L’antiamericanismo come collante nazionale
La sollevazione antiamericana si sarebbe protratta per tre giorni, rientrando soltanto grazie alla tolleranza zero applicata dalle forze armate statunitensi. Questa volta, contrariamente agli episodi degli anni precedenti, il bollettino sarebbe stato piuttosto pesante: più di 20 morti tra i panamensi, 4 morti tra i soldati statunitensi, oltre 500 feriti da ambo i lati.
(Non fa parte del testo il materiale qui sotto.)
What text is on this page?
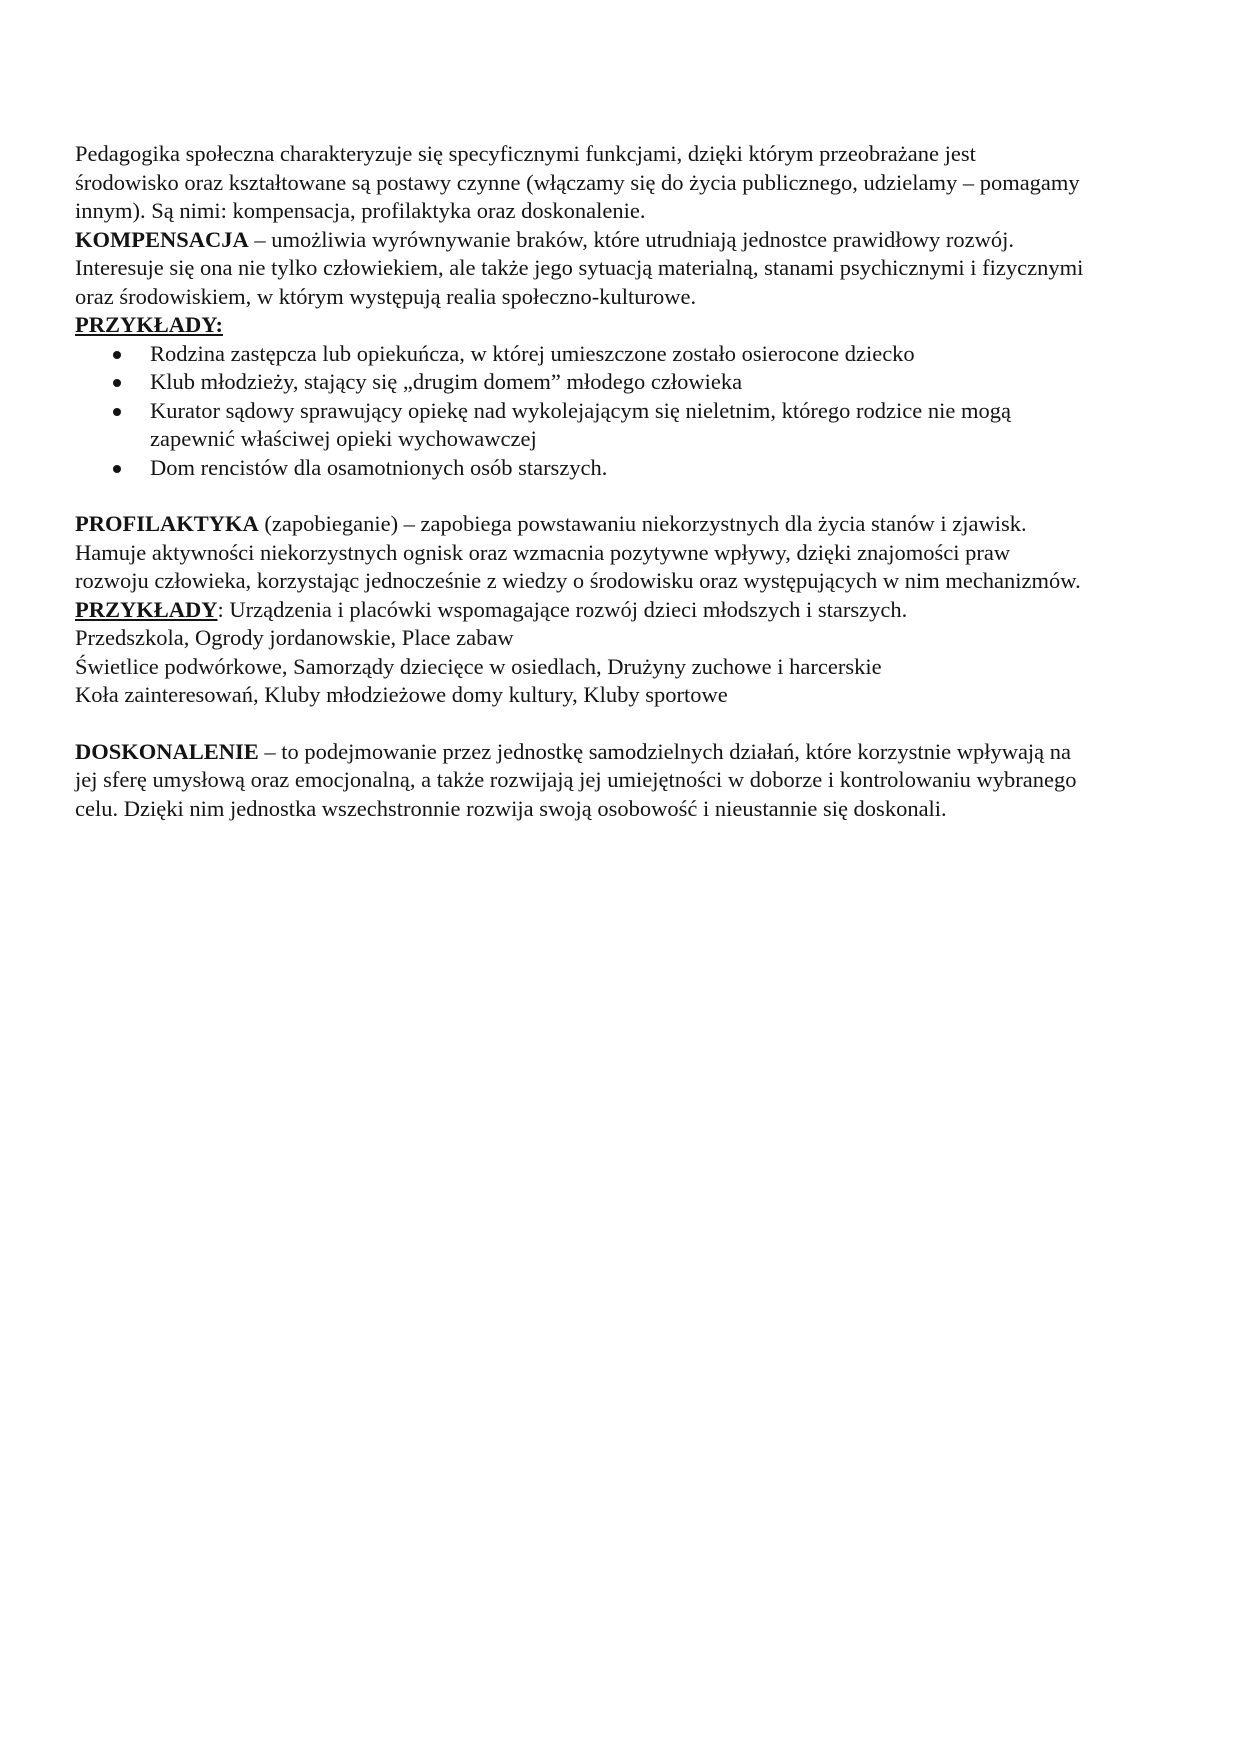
Pedagogika społeczna charakteryzuje się specyficznymi funkcjami, dzięki którym przeobrażane jest środowisko oraz kształtowane są postawy czynne (włączamy się do życia publicznego, udzielamy – pomagamy innym). Są nimi: kompensacja, profilaktyka oraz doskonalenie.

KOMPENSACJA – umożliwia wyrównywanie braków, które utrudniają jednostce prawidłowy rozwój. Interesuje się ona nie tylko człowiekiem, ale także jego sytuacją materialną, stanami psychicznymi i fizycznymi oraz środowiskiem, w którym występują realia społeczno-kulturowe.

PRZYKŁADY:

Rodzina zastępcza lub opiekuńcza, w której umieszczone zostało osierocone dziecko
Klub młodzieży, stający się „drugim domem” młodego człowieka
Kurator sądowy sprawujący opiekę nad wykolejającym się nieletnim, którego rodzice nie mogą zapewnić właściwej opieki wychowawczej
Dom rencistów dla osamotnionych osób starszych.

PROFILAKTYKA (zapobieganie) – zapobiega powstawaniu niekorzystnych dla życia stanów i zjawisk. Hamuje aktywności niekorzystnych ognisk oraz wzmacnia pozytywne wpływy, dzięki znajomości praw rozwoju człowieka, korzystając jednocześnie z wiedzy o środowisku oraz występujących w nim mechanizmów.

PRZYKŁADY: Urządzenia i placówki wspomagające rozwój dzieci młodszych i starszych.

Przedszkola, Ogrody jordanowskie, Place zabaw

Świetlice podwórkowe, Samorządy dziecięce w osiedlach, Drużyny zuchowe i harcerskie

Koła zainteresowań, Kluby młodzieżowe domy kultury, Kluby sportowe

DOSKONALENIE – to podejmowanie przez jednostkę samodzielnych działań, które korzystnie wpływają na jej sferę umysłową oraz emocjonalną, a także rozwijają jej umiejętności w doborze i kontrolowaniu wybranego celu. Dzięki nim jednostka wszechstronnie rozwija swoją osobowość i nieustannie się doskonali.
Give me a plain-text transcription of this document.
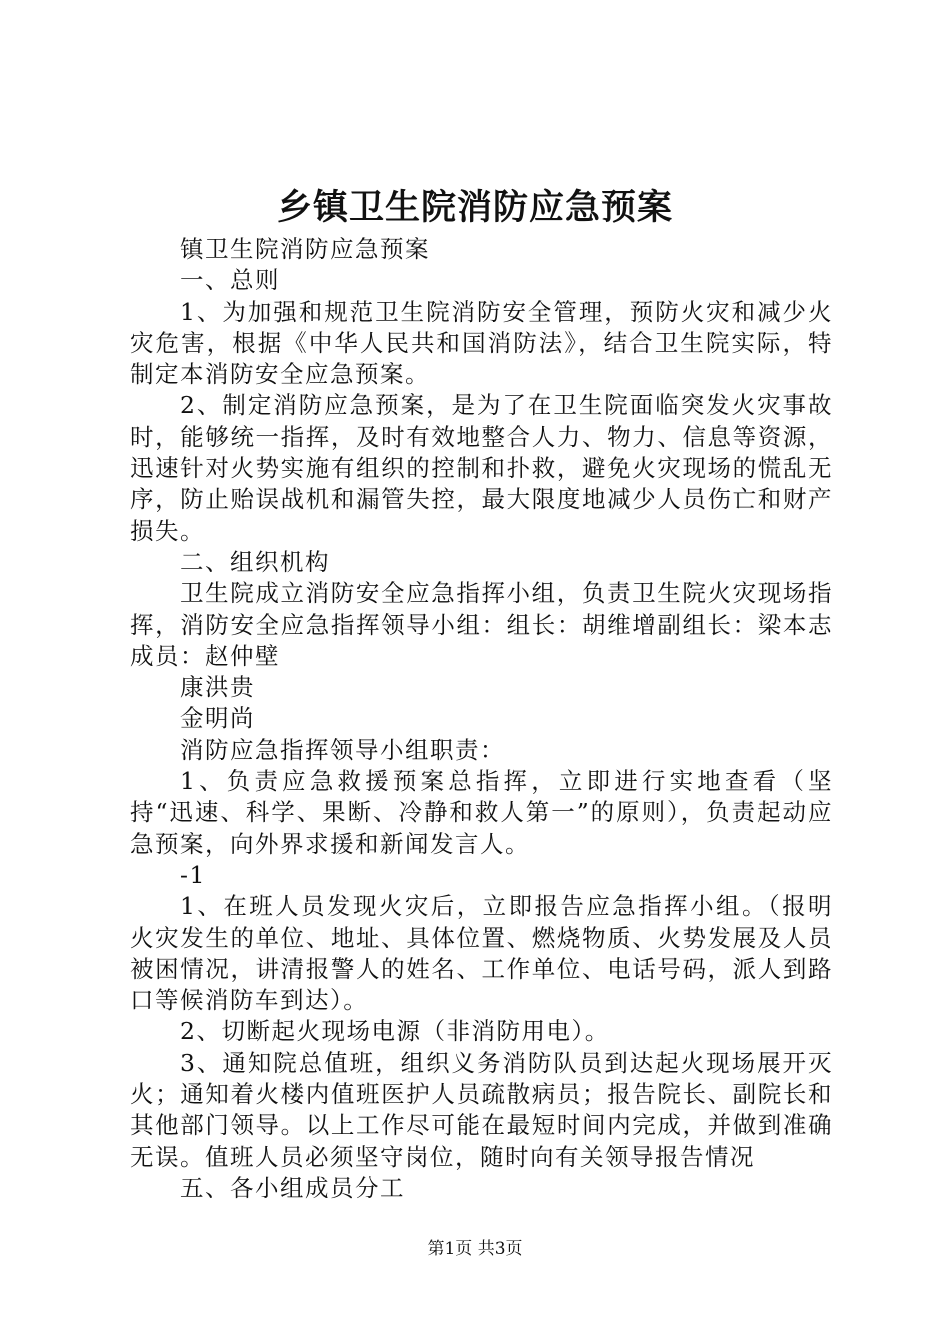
乡镇卫生院消防应急预案

镇卫生院消防应急预案

一、总则

1、为加强和规范卫生院消防安全管理，预防火灾和减少火灾危害，根据《中华人民共和国消防法》，结合卫生院实际，特制定本消防安全应急预案。

2、制定消防应急预案，是为了在卫生院面临突发火灾事故时，能够统一指挥，及时有效地整合人力、物力、信息等资源，迅速针对火势实施有组织的控制和扑救，避免火灾现场的慌乱无序，防止贻误战机和漏管失控，最大限度地减少人员伤亡和财产损失。

二、组织机构

卫生院成立消防安全应急指挥小组，负责卫生院火灾现场指挥，消防安全应急指挥领导小组：组长：胡维增副组长：梁本志成员：赵仲壁

康洪贵

金明尚

消防应急指挥领导小组职责：

1、负责应急救援预案总指挥，立即进行实地查看（坚持“迅速、科学、果断、冷静和救人第一”的原则），负责起动应急预案，向外界求援和新闻发言人。

-1

1、在班人员发现火灾后，立即报告应急指挥小组。（报明火灾发生的单位、地址、具体位置、燃烧物质、火势发展及人员被困情况，讲清报警人的姓名、工作单位、电话号码，派人到路口等候消防车到达）。

2、切断起火现场电源（非消防用电）。

3、通知院总值班，组织义务消防队员到达起火现场展开灭火；通知着火楼内值班医护人员疏散病员；报告院长、副院长和其他部门领导。以上工作尽可能在最短时间内完成，并做到准确无误。值班人员必须坚守岗位，随时向有关领导报告情况

五、各小组成员分工

第1页 共3页
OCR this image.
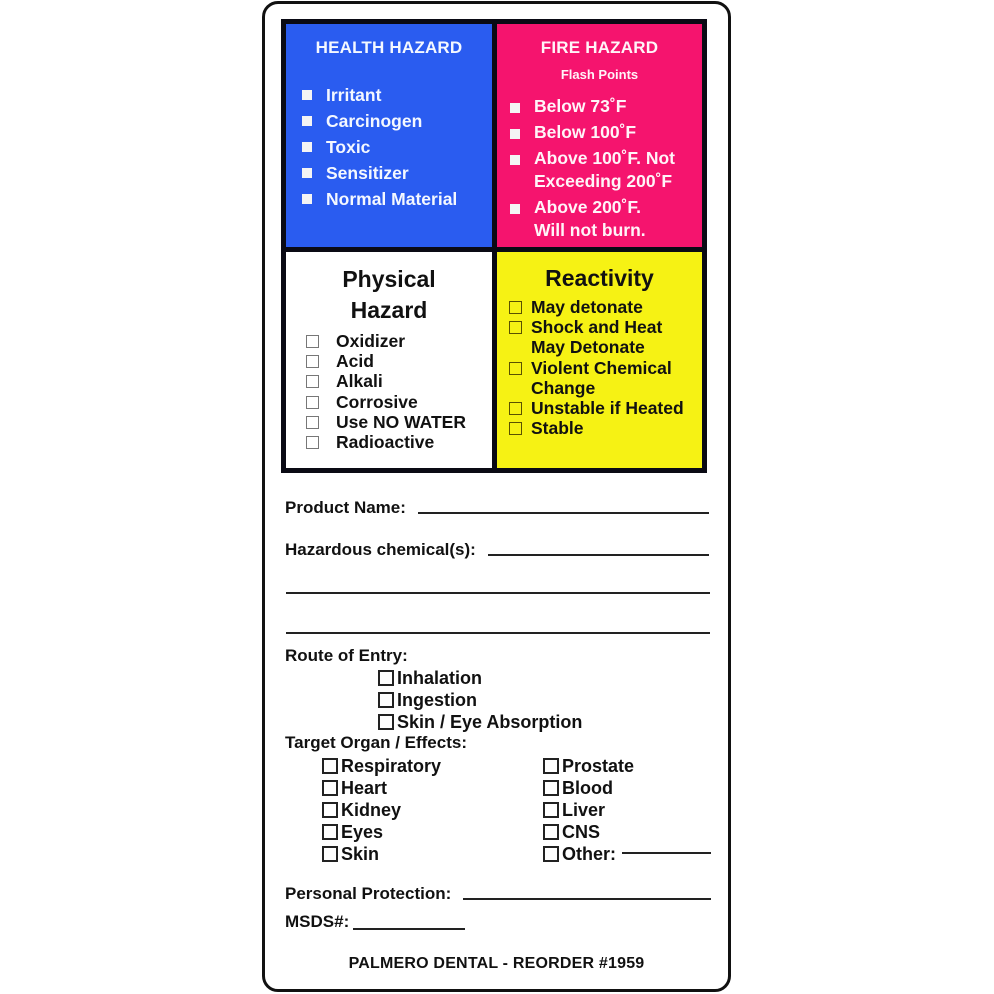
HEALTH HAZARD
Irritant
Carcinogen
Toxic
Sensitizer
Normal Material
FIRE HAZARD
Flash Points
Below 73˚F
Below 100˚F
Above 100˚F. Not
Exceeding 200˚F
Above 200˚F.
Will not burn.
Physical
Hazard
Oxidizer
Acid
Alkali
Corrosive
Use NO WATER
Radioactive
Reactivity
May detonate
Shock and Heat
May Detonate
Violent Chemical
Change
Unstable if Heated
Stable
Product Name:
Hazardous chemical(s):
Route of Entry:
Inhalation
Ingestion
Skin / Eye Absorption
Target Organ / Effects:
Respiratory
Heart
Kidney
Eyes
Skin
Prostate
Blood
Liver
CNS
Other:
Personal Protection:
MSDS#:
PALMERO DENTAL - REORDER #1959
A meno di una settimana di distanza dalla sollevazione, il 15 gennaio, la storica decisione del presidente panamense Roberto Chiari di rompere le relazioni diplomatiche con gli Stati Uniti fino alla riapertura dei negoziati sul Trattato del 1903. Due settimane più tardi, una manifestazione in ricordo dei caduti partecipata da più di 40mila persone.
La crisi sarebbe rientrata soltanto nel 1979, dopo un lungo lavoro di tessitura diplomatica portato a compimento dall’amministrazione Carter, con il dissolvimento della Zona del Canale, ceduta dagli Stati Uniti a Panama, e l’inizio di un trasferimento di proprietà del Canale, nella stessa direzione di cui sopra, poi finalizzato nel 1999.
Oggi, complice la trasformazione in ricordo del Trattato Hay-Bunau-Varilla, le relazioni tra Stati Uniti e Panama sono (molto) meno tese. Ma la memoria dei trascorsi burrascosi e similcoloniali continua a vivere nella collettività, che ogni anno si raccoglie per ricordare i martiri del 9 gennaio 1964 in una festività che ha fatto dell’antiamericanismo un collante nazionale, e a plasmare le percezioni della classe dirigente panamense.
Il Trattato Hay-Bunau-Varilla è passato, il Giorno dei martiri è una rievocazione, ma Panama conserva la memoria di ciò che è stato. Perciò nel 2015, agli albori della competizione strategica sinoamericana, la cerniera dell’America Latina chiedeva alla Repubblica Popolare Cinese di instaurare un rapporto migliore. Perciò nel 2017, nonostante i moniti della presidenza Trump, la figliol prodiga della Colombia abbracciava la politica dell’una sola Cina. E perciò Panama, oggi, ha attirato le preoccupazioni del Comando meridionale degli Stati Uniti, causa l’ingresso di gestori cinesi nelle due bocche del Canale.
Scrivere del “problema Panama” equivale a raccontare del capitolo latinoamericano della competizione tra grandi potenze. Perché se Russia e Cina vorranno realmente sfidare l’egemonia globale degli Stati Uniti, dovranno necessariamente mettere piede nel loro cortile di casa. E il completamento di quell’embrionale accerchiamento iniziato con la triangolazione Cuba–Nicaragua–Venezuela, e poi proseguito con l’Argentina – balcone sull’Antartide –, passa inevitabilmente dall’approdo a Panama, la cerniera dei due oceani le cui spalle reggono la dottrina Monroe.